Sarvam 105B: India's First Competitive Open-Source LLM Has Arrived

Sarvam AI 16x9.avif

India just stopped watching from the sidelines. With the unveiling of Sarvam 105B at the India AI Impact Summit in February 2026, Bengaluru-based Sarvam AI just released another regional language model which planted a flag on the frontier AI map. This is India's open-source LLM moment, and it's bigger than most people are giving it credit for.

Let's be direct: for years, the narrative around Indian AI has been one of consumption, not creation. Indian engineers build the world's AI products, but the foundational models powering them have been American, Chinese, or European. Sarvam 105B — and its sibling, Sarvam 30B — represent a genuine, technically credible challenge to that status quo.


What Is Sarvam 105B, and Why Does It Matter?

Sarvam AI, founded by IIT alumni Vivek Raghavan and Pratyush Kumar, has been quietly building toward this moment. The company has raised over $41M from Lightspeed, Khosla Ventures, and Peak XV Partners — serious backers who don't write cheques for science projects. The result of that investment is now public: two open-source reasoning models trained entirely from scratch, on Indian soil, using compute provisioned under the IndiaAI Mission.

The headline numbers for Sarvam 105B:

  • 105 billion parameters using a Mixture-of-Experts (MoE) architecture
  • 128,000 token context window — enabling complex, multi-step agentic reasoning
  • 22 official Indian languages supported natively
  • Trained across pre-training, supervised fine-tuning (SFT), and reinforcement learning (RL) — the full stack, in-house
  • Available on HuggingFace, AI Kosh, and via Sarvam's API

The smaller sibling, Sarvam 30B, is no slouch either — trained on nearly 16 trillion tokens with a 32,000 token context window, it matches or approaches the performance of models from Google, Mistral, Alibaba, and Nvidia on several reasoning and coding benchmarks.


The Architecture Bet: Why Mixture-of-Experts Is the Right Call

The MoE architecture has been vindicated repeatedly over the past two years, from Mistral's Mixtral to DeepSeek's R1. The core insight is elegant: you don't need to activate all parameters for every token.
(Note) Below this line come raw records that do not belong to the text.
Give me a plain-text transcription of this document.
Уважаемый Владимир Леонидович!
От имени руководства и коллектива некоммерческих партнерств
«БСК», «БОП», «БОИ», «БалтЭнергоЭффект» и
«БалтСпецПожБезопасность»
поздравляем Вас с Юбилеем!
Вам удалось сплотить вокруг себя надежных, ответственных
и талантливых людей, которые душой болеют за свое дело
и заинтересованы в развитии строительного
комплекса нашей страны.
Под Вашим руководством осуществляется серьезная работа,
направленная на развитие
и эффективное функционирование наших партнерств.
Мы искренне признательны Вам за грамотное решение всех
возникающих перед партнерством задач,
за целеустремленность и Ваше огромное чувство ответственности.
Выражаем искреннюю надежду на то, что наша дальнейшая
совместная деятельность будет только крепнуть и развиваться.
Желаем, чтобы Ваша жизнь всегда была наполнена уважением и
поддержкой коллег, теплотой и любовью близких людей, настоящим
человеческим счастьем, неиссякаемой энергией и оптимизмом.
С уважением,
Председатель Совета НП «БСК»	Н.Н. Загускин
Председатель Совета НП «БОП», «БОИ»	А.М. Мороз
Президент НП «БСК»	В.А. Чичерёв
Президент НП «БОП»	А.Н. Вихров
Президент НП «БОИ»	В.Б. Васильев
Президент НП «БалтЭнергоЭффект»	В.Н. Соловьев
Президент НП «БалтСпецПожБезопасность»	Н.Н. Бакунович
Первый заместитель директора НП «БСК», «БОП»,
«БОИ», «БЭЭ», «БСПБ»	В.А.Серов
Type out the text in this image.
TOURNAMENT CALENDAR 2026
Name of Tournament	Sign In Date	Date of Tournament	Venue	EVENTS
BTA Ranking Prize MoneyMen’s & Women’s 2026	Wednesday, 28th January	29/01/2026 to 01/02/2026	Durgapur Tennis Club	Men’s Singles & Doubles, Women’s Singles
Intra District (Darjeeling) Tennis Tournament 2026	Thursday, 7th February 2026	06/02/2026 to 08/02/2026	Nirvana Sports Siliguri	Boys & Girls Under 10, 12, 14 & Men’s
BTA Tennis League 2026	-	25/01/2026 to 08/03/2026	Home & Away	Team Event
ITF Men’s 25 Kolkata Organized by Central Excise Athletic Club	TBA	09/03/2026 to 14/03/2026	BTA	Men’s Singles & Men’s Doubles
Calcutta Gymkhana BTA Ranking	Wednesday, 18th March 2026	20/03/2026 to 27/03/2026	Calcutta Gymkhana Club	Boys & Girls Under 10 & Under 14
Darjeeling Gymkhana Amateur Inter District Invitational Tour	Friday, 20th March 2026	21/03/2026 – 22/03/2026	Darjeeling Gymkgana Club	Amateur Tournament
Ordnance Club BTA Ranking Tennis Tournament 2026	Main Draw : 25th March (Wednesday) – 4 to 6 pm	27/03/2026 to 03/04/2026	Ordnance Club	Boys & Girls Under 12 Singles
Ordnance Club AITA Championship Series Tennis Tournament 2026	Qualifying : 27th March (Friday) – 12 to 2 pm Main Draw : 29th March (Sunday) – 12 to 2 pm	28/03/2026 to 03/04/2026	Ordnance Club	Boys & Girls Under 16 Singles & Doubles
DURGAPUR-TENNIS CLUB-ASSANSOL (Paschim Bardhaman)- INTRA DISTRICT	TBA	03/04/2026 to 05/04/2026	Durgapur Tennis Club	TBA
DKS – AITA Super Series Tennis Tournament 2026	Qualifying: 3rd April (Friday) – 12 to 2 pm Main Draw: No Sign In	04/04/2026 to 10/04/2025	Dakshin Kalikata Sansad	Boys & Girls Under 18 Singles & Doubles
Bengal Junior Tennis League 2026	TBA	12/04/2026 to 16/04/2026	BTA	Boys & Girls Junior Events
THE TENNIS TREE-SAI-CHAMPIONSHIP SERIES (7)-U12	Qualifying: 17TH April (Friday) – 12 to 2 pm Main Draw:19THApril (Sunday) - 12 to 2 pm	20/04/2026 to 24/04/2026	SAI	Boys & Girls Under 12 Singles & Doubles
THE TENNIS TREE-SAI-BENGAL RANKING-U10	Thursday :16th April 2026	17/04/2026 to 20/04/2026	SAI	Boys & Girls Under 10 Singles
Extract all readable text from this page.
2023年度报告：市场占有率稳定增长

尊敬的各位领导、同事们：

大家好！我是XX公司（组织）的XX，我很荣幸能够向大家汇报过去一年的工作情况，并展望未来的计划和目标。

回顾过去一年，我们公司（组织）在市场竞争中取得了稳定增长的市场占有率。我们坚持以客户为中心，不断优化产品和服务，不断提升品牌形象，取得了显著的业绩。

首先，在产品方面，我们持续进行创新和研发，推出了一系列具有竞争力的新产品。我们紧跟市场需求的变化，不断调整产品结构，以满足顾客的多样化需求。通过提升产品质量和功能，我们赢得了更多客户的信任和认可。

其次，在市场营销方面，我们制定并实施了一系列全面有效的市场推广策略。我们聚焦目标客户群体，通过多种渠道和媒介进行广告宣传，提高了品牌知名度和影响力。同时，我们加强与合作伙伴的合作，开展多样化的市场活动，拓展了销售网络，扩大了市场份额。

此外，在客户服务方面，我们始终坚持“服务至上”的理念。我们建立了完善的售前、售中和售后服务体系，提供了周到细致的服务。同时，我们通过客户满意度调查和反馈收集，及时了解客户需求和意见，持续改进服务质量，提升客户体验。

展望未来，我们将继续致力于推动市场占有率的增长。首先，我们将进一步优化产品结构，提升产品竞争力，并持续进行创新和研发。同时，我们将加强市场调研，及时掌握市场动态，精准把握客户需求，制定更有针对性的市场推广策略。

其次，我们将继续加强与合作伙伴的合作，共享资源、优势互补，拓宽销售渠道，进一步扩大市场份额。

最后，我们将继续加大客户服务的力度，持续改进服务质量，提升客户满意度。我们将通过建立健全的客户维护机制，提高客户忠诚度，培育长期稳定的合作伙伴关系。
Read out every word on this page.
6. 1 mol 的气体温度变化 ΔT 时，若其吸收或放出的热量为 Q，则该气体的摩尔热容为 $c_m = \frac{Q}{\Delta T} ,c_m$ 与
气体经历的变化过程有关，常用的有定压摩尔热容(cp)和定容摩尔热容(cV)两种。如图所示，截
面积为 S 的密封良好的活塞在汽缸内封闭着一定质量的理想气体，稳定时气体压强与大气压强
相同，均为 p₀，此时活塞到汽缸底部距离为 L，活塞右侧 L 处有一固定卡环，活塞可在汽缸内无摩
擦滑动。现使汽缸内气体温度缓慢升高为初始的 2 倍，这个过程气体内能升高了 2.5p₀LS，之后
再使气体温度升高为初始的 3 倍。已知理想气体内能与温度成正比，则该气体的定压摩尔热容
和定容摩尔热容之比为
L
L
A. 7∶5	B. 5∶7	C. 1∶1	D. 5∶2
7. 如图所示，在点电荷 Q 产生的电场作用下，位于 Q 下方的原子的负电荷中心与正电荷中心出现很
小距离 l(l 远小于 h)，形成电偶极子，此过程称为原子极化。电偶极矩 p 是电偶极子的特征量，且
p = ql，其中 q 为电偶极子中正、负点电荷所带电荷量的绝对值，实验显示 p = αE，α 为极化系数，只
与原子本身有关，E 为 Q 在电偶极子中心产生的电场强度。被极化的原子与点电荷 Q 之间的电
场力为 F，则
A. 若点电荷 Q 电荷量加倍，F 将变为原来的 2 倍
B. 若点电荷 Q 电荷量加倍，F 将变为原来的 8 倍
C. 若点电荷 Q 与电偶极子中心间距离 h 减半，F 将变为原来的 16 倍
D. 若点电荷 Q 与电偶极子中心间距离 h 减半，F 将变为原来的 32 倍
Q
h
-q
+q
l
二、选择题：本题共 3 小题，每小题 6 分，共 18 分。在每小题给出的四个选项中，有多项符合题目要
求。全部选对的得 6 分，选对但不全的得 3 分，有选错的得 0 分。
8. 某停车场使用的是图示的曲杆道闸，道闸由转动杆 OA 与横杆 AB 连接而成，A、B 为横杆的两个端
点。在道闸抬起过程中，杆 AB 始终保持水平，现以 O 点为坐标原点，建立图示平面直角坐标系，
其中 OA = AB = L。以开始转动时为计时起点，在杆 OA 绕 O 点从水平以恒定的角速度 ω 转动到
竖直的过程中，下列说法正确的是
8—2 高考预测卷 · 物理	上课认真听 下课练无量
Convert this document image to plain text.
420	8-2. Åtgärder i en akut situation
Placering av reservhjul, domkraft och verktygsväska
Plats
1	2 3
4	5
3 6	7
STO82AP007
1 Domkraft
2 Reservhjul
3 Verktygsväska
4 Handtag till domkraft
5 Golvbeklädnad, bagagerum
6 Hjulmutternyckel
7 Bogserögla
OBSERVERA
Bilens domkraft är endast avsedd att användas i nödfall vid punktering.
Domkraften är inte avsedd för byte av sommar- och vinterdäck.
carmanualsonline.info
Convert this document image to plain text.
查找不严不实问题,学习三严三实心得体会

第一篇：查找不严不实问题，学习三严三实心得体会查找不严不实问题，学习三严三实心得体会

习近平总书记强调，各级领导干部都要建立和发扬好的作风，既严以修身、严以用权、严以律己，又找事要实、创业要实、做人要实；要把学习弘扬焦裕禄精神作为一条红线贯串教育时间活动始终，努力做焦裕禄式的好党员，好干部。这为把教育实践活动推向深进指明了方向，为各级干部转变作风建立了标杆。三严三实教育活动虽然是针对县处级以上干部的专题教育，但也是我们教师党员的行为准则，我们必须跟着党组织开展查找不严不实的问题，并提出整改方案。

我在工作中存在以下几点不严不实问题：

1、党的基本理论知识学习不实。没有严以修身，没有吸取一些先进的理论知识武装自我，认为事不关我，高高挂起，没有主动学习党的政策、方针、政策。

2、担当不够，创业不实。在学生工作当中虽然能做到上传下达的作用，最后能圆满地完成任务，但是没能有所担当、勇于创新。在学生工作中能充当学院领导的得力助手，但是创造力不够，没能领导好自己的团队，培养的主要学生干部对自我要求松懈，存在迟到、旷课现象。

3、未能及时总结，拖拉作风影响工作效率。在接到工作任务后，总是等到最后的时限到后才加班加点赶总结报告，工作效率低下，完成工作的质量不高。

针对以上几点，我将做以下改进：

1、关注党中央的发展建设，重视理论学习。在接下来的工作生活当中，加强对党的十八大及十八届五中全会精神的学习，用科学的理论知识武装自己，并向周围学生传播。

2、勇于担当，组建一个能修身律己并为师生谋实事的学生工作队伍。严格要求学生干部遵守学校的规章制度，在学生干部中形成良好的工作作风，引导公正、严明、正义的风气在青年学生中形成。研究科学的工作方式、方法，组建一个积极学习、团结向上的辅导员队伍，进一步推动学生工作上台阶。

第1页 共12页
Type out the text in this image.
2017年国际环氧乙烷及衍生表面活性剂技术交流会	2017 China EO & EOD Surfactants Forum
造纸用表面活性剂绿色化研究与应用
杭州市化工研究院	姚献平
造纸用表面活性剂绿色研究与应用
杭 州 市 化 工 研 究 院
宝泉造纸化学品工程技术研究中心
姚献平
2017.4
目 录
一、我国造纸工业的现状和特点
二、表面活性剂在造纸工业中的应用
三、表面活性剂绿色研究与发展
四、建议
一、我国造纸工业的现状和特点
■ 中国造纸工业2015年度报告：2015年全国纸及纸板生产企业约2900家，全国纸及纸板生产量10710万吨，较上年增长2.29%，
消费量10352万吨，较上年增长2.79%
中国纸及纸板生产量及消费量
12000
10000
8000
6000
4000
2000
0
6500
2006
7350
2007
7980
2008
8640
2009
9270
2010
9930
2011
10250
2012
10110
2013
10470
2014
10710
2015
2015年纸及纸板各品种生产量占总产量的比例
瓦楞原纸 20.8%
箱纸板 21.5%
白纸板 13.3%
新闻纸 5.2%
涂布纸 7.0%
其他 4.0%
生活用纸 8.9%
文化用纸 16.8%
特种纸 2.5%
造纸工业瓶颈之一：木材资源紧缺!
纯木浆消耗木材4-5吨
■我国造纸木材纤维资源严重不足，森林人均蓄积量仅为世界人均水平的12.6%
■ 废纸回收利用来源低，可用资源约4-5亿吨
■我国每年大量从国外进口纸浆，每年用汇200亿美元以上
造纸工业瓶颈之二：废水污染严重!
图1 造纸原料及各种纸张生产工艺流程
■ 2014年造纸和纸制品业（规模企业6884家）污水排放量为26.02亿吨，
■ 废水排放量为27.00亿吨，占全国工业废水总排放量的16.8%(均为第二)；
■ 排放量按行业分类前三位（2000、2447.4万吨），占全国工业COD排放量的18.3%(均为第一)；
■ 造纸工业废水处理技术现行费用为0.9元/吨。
Route each token to the most relevant expert sub-networks, and you get the capacity of a massive dense model at a fraction of the inference cost.

For Sarvam, this wasn't just a performance optimisation, it was a strategic necessity. Building a 105B dense model and serving it economically across government, enterprise, and consumer use cases in India would be a deployment nightmare. MoE makes the model practical. The stated goal was to deliver strong reasoning, coding, and agentic capabilities while remaining practical to deploy and MoE is central to achieving that balance.

The 128k context window on the 105B model is equally significant. Long-context capability is what separates a chatbot from an agent. If you're building document-processing pipelines for Indian courts, multi-turn customer service for a bank, or code-generation tools for enterprise software teams, you need a model that can hold a lot in its head. Sarvam 105B can.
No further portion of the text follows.